Gambling's high stakes: Reporter became expert on machines for story

Before this spring, I’d never sat down at a gaming machine in a convenience store.

I rarely go into the stores unless I’m traveling.

I’d never paid attention to the games or the people playing them.

Gambling isn’t my thing. I’ve played slot machines in casinos, but my winnings never amounted to much.

As part of my reporting about the machines, though, I stopped at a store near my house one morning to try out the games.

About 8:30, there was a steady stream of customers going to the front counter to buy cigarettes, pay for gas or get a cup of coffee.

But I was alone at the machines.

I sat down and fed in a dollar.

Betting the minimum 25 cents a hand, I lost my dollar in mere seconds.

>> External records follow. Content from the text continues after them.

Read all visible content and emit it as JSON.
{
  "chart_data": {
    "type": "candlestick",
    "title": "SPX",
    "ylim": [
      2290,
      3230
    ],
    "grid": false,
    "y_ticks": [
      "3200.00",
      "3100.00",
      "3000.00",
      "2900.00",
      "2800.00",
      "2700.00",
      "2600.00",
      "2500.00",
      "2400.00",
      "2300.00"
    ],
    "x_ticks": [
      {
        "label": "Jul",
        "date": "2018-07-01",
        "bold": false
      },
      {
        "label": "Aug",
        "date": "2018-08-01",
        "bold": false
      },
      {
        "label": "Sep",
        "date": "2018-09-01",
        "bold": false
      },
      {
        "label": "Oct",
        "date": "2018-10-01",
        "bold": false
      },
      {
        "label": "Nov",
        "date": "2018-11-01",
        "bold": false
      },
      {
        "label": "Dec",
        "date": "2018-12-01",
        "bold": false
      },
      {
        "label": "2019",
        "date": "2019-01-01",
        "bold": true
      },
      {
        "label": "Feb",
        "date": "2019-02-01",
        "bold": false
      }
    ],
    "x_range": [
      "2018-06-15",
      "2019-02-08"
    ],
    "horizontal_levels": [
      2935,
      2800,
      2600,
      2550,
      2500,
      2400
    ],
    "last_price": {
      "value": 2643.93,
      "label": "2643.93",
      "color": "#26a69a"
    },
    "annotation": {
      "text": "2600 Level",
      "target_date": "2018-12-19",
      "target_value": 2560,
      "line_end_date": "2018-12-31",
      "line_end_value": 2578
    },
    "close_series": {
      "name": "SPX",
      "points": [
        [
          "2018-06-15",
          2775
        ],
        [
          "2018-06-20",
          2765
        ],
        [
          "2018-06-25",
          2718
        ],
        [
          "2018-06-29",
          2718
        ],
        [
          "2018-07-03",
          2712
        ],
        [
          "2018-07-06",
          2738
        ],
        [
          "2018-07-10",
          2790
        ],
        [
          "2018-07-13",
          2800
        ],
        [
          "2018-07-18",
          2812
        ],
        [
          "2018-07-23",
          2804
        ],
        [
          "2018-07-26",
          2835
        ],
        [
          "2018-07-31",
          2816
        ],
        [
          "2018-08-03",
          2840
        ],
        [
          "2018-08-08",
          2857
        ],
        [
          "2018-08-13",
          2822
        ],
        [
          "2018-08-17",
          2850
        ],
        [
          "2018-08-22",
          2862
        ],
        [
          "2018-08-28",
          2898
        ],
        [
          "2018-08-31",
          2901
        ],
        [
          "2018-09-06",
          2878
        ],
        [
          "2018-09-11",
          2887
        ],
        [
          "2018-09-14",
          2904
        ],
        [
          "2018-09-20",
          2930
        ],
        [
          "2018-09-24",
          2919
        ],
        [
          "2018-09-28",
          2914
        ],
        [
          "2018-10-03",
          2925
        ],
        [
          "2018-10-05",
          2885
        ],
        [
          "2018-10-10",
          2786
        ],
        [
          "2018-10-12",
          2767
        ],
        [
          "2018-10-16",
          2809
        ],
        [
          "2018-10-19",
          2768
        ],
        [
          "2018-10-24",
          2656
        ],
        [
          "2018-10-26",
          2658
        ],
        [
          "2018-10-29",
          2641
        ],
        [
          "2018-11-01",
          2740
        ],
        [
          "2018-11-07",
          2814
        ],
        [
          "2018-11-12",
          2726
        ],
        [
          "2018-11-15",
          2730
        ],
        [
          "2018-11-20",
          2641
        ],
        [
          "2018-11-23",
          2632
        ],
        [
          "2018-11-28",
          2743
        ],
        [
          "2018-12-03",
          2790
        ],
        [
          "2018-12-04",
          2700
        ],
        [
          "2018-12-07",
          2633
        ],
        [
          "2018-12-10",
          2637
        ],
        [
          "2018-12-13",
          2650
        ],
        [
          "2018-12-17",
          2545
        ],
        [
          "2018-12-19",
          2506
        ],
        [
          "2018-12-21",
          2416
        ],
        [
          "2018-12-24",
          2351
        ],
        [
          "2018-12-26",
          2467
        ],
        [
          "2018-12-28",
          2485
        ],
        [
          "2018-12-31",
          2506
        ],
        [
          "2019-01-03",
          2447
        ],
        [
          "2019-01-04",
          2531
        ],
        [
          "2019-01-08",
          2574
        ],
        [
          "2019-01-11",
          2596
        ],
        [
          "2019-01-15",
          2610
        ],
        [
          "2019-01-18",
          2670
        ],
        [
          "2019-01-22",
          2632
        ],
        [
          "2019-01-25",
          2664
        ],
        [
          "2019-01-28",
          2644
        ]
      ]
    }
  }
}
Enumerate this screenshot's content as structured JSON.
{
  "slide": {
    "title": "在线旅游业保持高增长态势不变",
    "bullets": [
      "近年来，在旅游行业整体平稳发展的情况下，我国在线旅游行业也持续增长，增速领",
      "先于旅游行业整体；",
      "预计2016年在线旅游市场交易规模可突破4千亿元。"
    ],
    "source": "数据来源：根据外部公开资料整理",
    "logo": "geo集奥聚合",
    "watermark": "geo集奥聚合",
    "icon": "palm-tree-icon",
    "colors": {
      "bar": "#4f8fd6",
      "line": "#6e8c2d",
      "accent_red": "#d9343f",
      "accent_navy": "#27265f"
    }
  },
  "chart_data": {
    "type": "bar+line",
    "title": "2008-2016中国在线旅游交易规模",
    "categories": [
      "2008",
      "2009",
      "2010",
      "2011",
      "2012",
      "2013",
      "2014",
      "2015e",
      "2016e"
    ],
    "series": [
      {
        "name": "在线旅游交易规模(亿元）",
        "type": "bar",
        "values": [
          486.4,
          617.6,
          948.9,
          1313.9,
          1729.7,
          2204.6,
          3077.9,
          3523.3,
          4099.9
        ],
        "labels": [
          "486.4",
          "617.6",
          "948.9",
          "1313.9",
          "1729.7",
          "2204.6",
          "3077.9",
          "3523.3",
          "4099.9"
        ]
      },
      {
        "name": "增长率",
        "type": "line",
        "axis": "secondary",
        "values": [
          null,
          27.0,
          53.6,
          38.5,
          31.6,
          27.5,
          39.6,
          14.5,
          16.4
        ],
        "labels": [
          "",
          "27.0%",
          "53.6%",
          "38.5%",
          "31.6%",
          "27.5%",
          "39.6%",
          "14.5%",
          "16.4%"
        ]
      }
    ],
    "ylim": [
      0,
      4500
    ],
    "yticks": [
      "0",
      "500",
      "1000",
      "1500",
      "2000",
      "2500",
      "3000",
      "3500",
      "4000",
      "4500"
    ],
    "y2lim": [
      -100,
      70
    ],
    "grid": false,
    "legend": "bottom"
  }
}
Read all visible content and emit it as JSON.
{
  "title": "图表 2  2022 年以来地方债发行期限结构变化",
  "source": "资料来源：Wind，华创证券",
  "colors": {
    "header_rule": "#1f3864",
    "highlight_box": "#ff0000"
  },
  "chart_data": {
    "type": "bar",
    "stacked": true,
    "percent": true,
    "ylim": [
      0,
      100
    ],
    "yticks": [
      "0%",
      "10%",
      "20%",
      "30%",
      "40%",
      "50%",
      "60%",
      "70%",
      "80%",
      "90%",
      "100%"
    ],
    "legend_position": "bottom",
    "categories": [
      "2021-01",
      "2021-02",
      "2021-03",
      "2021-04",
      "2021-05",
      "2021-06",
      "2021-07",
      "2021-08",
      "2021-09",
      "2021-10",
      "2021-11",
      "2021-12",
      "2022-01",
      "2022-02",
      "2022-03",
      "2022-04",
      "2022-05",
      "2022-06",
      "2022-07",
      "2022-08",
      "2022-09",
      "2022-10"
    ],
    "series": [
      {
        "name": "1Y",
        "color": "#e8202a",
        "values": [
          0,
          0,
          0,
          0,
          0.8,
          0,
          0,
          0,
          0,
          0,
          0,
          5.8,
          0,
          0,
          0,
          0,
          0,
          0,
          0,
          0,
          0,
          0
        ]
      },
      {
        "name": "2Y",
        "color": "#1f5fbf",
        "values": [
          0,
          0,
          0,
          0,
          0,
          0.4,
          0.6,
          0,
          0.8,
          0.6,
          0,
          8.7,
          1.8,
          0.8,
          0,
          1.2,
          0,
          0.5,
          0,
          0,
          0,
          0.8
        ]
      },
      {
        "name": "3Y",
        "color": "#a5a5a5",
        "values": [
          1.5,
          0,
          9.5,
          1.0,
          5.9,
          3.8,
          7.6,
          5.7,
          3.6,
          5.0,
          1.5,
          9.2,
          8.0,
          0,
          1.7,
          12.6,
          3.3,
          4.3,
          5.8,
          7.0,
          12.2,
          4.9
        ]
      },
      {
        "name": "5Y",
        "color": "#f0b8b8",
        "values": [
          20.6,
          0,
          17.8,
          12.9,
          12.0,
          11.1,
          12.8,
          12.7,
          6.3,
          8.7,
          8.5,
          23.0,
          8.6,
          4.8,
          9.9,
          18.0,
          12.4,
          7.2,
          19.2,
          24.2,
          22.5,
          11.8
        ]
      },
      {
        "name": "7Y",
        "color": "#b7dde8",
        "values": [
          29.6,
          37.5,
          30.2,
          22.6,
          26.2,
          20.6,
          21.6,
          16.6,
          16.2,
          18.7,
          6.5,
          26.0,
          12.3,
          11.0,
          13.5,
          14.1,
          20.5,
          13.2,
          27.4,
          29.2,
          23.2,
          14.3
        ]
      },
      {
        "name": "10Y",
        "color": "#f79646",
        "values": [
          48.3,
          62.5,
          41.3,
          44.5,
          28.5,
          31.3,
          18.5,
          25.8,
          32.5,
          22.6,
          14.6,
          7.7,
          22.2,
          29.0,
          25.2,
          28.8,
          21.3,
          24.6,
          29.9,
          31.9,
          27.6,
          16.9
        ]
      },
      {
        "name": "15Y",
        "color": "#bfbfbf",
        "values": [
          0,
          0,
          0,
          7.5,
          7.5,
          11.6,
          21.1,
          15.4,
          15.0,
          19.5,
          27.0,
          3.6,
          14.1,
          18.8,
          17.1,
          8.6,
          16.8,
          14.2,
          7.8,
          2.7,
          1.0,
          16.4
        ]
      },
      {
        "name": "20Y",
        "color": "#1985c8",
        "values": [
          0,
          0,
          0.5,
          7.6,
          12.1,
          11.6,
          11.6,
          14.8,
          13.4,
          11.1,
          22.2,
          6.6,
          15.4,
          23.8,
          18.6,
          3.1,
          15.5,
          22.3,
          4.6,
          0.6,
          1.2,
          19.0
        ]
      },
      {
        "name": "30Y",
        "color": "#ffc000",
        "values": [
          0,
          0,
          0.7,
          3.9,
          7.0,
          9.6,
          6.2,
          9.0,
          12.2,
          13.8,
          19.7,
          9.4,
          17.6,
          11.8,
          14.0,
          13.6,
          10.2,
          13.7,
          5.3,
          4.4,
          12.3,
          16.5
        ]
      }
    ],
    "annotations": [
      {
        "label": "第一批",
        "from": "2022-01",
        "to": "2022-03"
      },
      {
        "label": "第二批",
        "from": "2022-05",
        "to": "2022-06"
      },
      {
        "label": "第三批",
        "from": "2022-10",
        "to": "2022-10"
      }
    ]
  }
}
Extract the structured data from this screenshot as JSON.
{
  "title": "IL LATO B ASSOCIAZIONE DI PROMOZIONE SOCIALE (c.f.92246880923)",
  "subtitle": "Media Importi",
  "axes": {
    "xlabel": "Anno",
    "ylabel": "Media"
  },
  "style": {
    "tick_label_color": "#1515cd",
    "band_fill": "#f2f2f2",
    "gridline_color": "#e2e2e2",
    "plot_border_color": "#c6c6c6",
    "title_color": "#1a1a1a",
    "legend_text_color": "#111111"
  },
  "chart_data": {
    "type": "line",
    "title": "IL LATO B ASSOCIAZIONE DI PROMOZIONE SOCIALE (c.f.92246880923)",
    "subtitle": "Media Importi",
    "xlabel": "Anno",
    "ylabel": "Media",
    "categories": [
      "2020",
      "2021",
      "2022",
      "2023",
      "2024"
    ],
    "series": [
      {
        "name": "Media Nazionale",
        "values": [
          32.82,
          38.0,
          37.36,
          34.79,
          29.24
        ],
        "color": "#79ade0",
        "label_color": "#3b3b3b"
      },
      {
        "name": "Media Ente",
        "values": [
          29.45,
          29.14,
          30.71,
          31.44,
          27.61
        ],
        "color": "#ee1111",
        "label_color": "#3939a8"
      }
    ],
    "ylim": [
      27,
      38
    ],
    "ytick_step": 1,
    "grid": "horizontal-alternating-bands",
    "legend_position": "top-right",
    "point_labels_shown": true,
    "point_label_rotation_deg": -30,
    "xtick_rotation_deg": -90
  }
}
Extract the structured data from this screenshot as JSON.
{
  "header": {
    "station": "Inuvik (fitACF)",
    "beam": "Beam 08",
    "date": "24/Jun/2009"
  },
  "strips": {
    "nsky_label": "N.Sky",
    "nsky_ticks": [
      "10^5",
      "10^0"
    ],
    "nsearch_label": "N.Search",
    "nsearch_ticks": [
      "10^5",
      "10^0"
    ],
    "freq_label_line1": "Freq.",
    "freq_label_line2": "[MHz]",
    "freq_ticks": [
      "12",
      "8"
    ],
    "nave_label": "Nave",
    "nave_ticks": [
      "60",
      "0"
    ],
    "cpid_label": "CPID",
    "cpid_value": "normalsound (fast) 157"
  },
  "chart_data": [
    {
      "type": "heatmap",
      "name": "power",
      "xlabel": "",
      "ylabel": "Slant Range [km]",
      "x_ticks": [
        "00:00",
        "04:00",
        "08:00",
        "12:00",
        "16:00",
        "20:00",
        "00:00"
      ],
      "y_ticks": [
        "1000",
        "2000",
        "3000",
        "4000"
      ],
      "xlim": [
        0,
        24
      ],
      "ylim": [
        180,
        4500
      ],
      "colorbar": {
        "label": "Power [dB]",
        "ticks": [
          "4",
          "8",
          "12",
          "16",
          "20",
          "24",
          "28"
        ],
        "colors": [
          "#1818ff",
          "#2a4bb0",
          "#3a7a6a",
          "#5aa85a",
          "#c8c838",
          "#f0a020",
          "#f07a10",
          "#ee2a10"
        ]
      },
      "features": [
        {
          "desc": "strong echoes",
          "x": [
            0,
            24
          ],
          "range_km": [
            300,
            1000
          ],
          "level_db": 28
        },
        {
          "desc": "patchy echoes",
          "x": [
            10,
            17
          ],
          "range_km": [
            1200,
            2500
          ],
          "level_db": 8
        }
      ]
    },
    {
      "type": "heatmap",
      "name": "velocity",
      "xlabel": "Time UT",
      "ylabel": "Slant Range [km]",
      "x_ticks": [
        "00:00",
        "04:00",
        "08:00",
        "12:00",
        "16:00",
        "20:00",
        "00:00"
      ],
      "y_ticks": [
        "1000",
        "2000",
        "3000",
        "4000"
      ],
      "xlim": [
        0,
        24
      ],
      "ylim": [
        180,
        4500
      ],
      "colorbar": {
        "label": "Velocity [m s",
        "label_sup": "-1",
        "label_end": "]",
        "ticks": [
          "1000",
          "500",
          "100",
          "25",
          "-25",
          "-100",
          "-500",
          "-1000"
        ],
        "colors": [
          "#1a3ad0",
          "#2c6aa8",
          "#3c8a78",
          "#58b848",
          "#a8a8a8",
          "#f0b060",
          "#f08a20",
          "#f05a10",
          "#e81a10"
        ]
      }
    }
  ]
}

I moved to another machine and put in another dollar. Again, it was gone in less than a minute.

Discouraged, I moved to a third machine and fed in $5, hoping I might win if I could play more than four times.

My luck changed!

Matching up three cartoon figures in a swamp-themed game called “Everglades,” I hit the right combination to move on to a bonus round. For the first time, the credits in the machine started to inch upward instead of steadily down.

At $7, I figured I’d won back my money and I asked a clerk to “cash out.” I wanted to walk away while I was still a little ahead.

The clerk responded I could only cash out in increments of $5, so I kept playing.

Surprisingly, it took just a couple minutes to win the extra $3. But by then, the clerk was gone.

Emboldened by my winning streak, I tried for $15. I hit a losing stretch, though, and quickly lost it all.

Thinking I could win again, I fed another $5 bill into the same machine.

I landed on another bonus round and doubled my $5 again.

Excited that I’d won -- and not wanting to lose again -- I waved down another clerk and asked to cash out.

After pressing a button on the machine, a receipt printed out behind the front counter.

Without saying another word, the clerk took a $10 bill out of the cash register and offered it as my prize.

Over the course of the next month or so, I played games at about 20 stores in Macon, Warner Robins and Centerville.

Most times I played, no one else was in the store except for the clerk. In others, three or four people were playing.

Clerks at a handful of stores made a point to talk to me as soon as I sat down to play, saying they’d never seen me before. They adamantly said they didn’t pay cash to winners.

Playing $5 at each store, I lost a little more than half the time.

It felt good to win, though.

A small mound of 2-liter soft drinks, chips and other snacks in The Telegraph’s break room is a reminder of my lucky streaks.